Темно- рыжие брови взлетели вверх.
– Это комплимент или насмешка? Вас никогда не поймешь.
– Я никогда не насмехаюсь над вами, Эмма. Над другими людьми - да. Над вами - нет.
Она недоверчиво фыркнула.
Николай шагнул вперед, ступив в полосу света, струившегося от садового фонаря.
– А теперь вы вернетесь со мной обратно в дом. Как хозяин… и ваш дальний родственник… я не могу позволить вам оставаться здесь одной без сопровождения.
– Не пытайтесь претендовать на какое-либо родство между нами. Вы - родня моей мачехи и со мной никак не связаны.
– Мы родственники по браку вашего отца, - настаивал он.
Эмма усмехнулась, понимая, что в качестве родственников они смогут держаться более свободно: звать друг друга по имени и разговаривать без надзора.
– Как скажете, ваша светлость.
– Возможно, вам хотелось бы осмотреть мое художественное собрание? - предложил Николай. - Вас может заинтересовать мой иконостас. Многие иконы в нем относятся к тринадцатому веку, они из Новгорода.
– Искусство меня не интересует, тем более какие-то мрачные иконы. Зачем вы вообще их держите? - Эмма скептически вздернула бровь. - Вот уж кого я никогда бы не заподозрила в собирательстве религиозных картин!
– Иконы - окно в русскую душу.
Губы Эммы искривились в презрительной улыбке.
– Никогда не видела ни малейшего признака того, что у вас есть душа.
– Возможно, вы смотрели с недостаточно близкого расстояния.
Он сделал шаг вперед, затем другой и еще один… Носки его башмаков почти коснулись струящегося по земле подола ее белого платья.

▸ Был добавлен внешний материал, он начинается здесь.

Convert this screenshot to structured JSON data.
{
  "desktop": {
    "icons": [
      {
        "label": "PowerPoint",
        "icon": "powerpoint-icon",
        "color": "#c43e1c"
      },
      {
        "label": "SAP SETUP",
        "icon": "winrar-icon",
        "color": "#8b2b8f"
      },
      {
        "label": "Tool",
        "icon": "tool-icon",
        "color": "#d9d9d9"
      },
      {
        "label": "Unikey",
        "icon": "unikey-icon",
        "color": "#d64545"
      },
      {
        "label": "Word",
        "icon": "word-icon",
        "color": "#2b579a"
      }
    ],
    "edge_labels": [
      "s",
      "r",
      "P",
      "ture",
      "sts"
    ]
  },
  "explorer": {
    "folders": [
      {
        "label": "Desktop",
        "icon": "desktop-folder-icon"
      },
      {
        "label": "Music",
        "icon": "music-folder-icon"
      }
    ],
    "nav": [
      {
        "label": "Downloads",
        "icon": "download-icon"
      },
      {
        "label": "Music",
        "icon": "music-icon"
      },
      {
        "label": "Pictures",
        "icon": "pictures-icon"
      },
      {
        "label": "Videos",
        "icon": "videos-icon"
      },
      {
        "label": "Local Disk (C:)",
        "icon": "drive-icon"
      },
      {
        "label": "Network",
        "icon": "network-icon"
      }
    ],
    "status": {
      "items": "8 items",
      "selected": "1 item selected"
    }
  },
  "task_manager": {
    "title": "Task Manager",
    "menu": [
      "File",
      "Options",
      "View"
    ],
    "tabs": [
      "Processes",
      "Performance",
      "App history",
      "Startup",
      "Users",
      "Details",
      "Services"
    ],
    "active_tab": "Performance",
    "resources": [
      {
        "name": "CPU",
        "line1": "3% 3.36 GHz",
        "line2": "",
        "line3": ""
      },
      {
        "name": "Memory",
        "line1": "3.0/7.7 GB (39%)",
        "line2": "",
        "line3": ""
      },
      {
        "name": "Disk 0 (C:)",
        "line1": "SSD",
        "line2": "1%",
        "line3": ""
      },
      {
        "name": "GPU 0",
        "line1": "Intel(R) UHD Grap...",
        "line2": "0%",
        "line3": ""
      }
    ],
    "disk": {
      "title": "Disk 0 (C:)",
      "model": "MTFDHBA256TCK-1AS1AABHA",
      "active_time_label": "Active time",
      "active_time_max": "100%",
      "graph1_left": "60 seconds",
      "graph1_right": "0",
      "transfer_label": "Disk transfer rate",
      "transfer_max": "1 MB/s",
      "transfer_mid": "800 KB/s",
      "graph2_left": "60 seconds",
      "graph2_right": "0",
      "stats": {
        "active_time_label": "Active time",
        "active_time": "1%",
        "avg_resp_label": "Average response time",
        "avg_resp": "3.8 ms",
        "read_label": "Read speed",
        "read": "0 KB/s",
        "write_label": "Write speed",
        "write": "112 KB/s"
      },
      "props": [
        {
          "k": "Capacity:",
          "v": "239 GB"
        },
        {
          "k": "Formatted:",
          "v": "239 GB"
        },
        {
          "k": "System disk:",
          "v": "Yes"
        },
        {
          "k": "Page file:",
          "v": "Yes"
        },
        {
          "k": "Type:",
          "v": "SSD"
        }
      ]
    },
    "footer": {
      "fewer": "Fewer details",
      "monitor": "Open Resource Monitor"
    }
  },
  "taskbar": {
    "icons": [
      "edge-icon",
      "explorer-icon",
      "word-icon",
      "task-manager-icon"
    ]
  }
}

– Что это вы делаете? - спросила она.
– Встаньте.
Мгновение Эмма продолжала сидеть не шевелясь. Николай никогда не говорил с ней подобным тоном. Сейчас, хотя он стоял непринужденно, уронив вдоль тела руки без перчаток, она ощутила в нем какое-то расчетливое спокойствие, как у кошки, готовящейся к прыжку. Эмма невольно подчинилась: выпрямилась во весь рост, так что они оказались почти лицом к лицу.
– Чего вы хотите, Николай?
– Я хочу побольше услышать об этом вашем друге. Держал ли он вас в объятиях? Шептал ли слова любви? Целовал ли вас? - Пальцы его сомкнулись на ее руках, тепло ладоней проникало сквозь тонкий шелк рукавов.
Эмма подскочила на месте и тихо ахнула. Сердце забилось болезненно тяжко и часто. Невообразимо, немыслимо было ощущать руки Ангеловского на себе, стоять так близко к нему, грудь к груди. Она попыталась высвободиться, но его хватка стала лишь крепче.
– Если вы кончили развлекаться, Николай, будьте любезны убрать свои царственные лапы. Ваше чувство юмора меня не веселит.
– Я не шучу, Ры-жеч-ка. - Его руки обвили ее талию, притягивая к себе. Услышав недоуменное восклицание, он объяснил:
– По-русски это означает "рыжеволосая малышка".
– Я вовсе не малышка, - нахмурилась она, стараясь вырваться.
Он продолжал удерживать ее без особых усилий. Хотя они были почти одного роста, он был вдвое тяжелее, мускулистый и ширококостный, с плечами шире церковных врат.